Here’s something you may not know about keeping your sponsorship – “Get every employee at your sponsor’s company emotionally invested in your team, not just the Marketing Director. You need to know the salesmen, accounting personnel, warehouse workers, as well as the Chief Marketing Officer. It’s harder for a company to say ‘No’ when all its employees are on board. One team I know very well lost a six-figure sponsorship from Tonka when Tonka’s Marketing Director left the company and none of the other executives at Tonka knew anyone on the team. When the sponsorship came up for renewal, nobody at the company had a vested interest in it—so they declined.”
Proof of Performance – maintain your “brag book.” Plan to do it for every race. Take pictures at each race and put them in a dated folder in your computer as soon as you get home. Also, summarize your performance at the race. Don’t make your sponsors have to chase you down for race results. Get back to them immediately, even if you finished out of the Top 5.
Another key takeaway – Remember that sponsorship is more than just your race performance; it is what you do IN BETWEEN races. Are you promoting your sponsors on social media? Are you attending autograph signings? Are you visiting your sponsor’s offices? Are you promoting your sponsor to other racers? Are you interacting with fans in the stands to promote the brand? “In many cases, sponsors aren’t paying you for what you do on the track, they’re paying for what you do off the track. Show the value of retail store appearances, displaying your car at the local fairgrounds or car shows,” he states.
“The more content you can provide, the better,” says Chris Douglas, VP of Marketing for Comp Performance Group. When reporting your race results to your sponsor, you should also provide content. According to Alex’s book, “content” consists of photos, videos, vignettes, stories, schedules, commentary, editorials, features……anything that’s intended to entertain and educate people.

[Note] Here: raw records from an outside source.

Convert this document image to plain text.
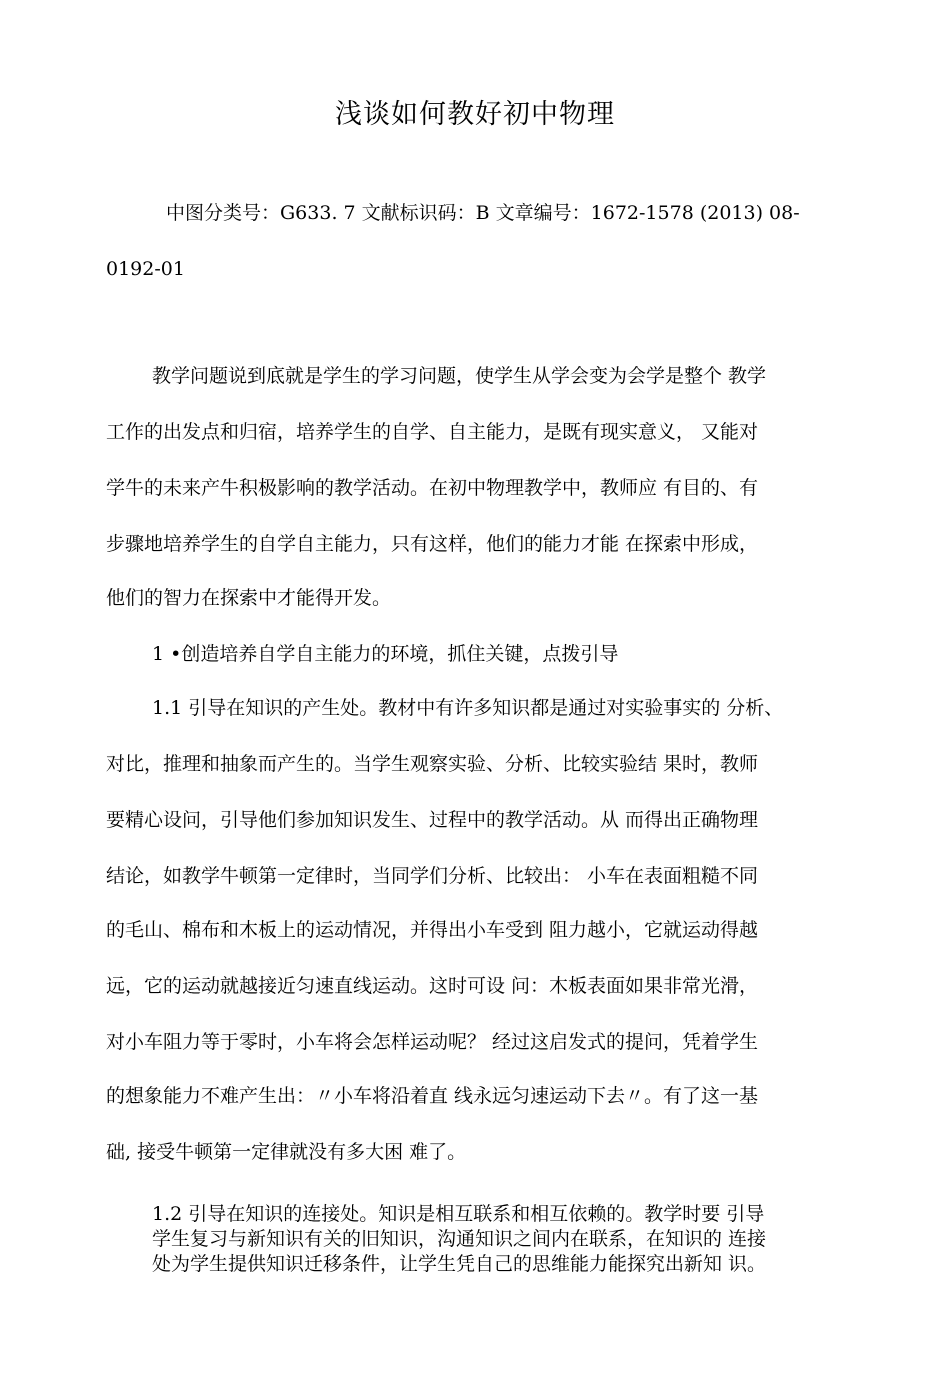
浅谈如何教好初中物理
中图分类号：G633. 7 文献标识码：B 文章编号：1672-1578 (2013) 08-
0192-01
教学问题说到底就是学生的学习问题，使学生从学会变为会学是整个 教学
工作的出发点和归宿，培养学生的自学、自主能力，是既有现实意义， 又能对
学牛的未来产牛积极影响的教学活动。在初中物理教学中，教师应 有目的、有
步骤地培养学生的自学自主能力，只有这样，他们的能力才能 在探索中形成，
他们的智力在探索中才能得开发。
1 •创造培养自学自主能力的环境，抓住关键，点拨引导
1.1 引导在知识的产生处。教材中有许多知识都是通过对实验事实的 分析、
对比，推理和抽象而产生的。当学生观察实验、分析、比较实验结 果时，教师
要精心设问，引导他们参加知识发生、过程中的教学活动。从 而得出正确物理
结论，如教学牛顿第一定律时，当同学们分析、比较出： 小车在表面粗糙不同
的毛山、棉布和木板上的运动情况，并得出小车受到 阻力越小，它就运动得越
远，它的运动就越接近匀速直线运动。这时可设 问：木板表面如果非常光滑，
对小车阻力等于零时，小车将会怎样运动呢？ 经过这启发式的提问，凭着学生
的想象能力不难产生出：〃小车将沿着直 线永远匀速运动下去〃。有了这一基
础, 接受牛顿第一定律就没有多大困 难了。
1.2 引导在知识的连接处。知识是相互联系和相互依赖的。教学时要 引导
学生复习与新知识有关的旧知识，沟通知识之间内在联系，在知识的 连接
处为学生提供知识迁移条件，让学生凭自己的思维能力能探究出新知 识。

Know the product line. It sounds simple enough, but racers need to do their homework before AND after they get sponsors. Lucas Oil makes more than just oil. This is akin to going on an interview without researching the company first. You need to able to handle questions about the product from other racers and fans. Remember, by having that logo on your car and using their product – you are an extension of that company.
It is recommended that racers have social media outlets to promote themselves and promote their brands. You should have an account set-up on Facebook, Instagram, Twitter, Snapchat, YouTube, and LinkedIn. “Social media has the greatest value when your followers share your posts,” Alex says, “but you have to find the trigger that makes them share…….the best posts have content that educates, stimulates, or creates a conversation—that triggers sharing. Show your followers something they’ve never seen before or tell them something they’ve never heard before. The newness and uniqueness of your content could go viral if enough like-minded people share it—that’s what sponsors want.”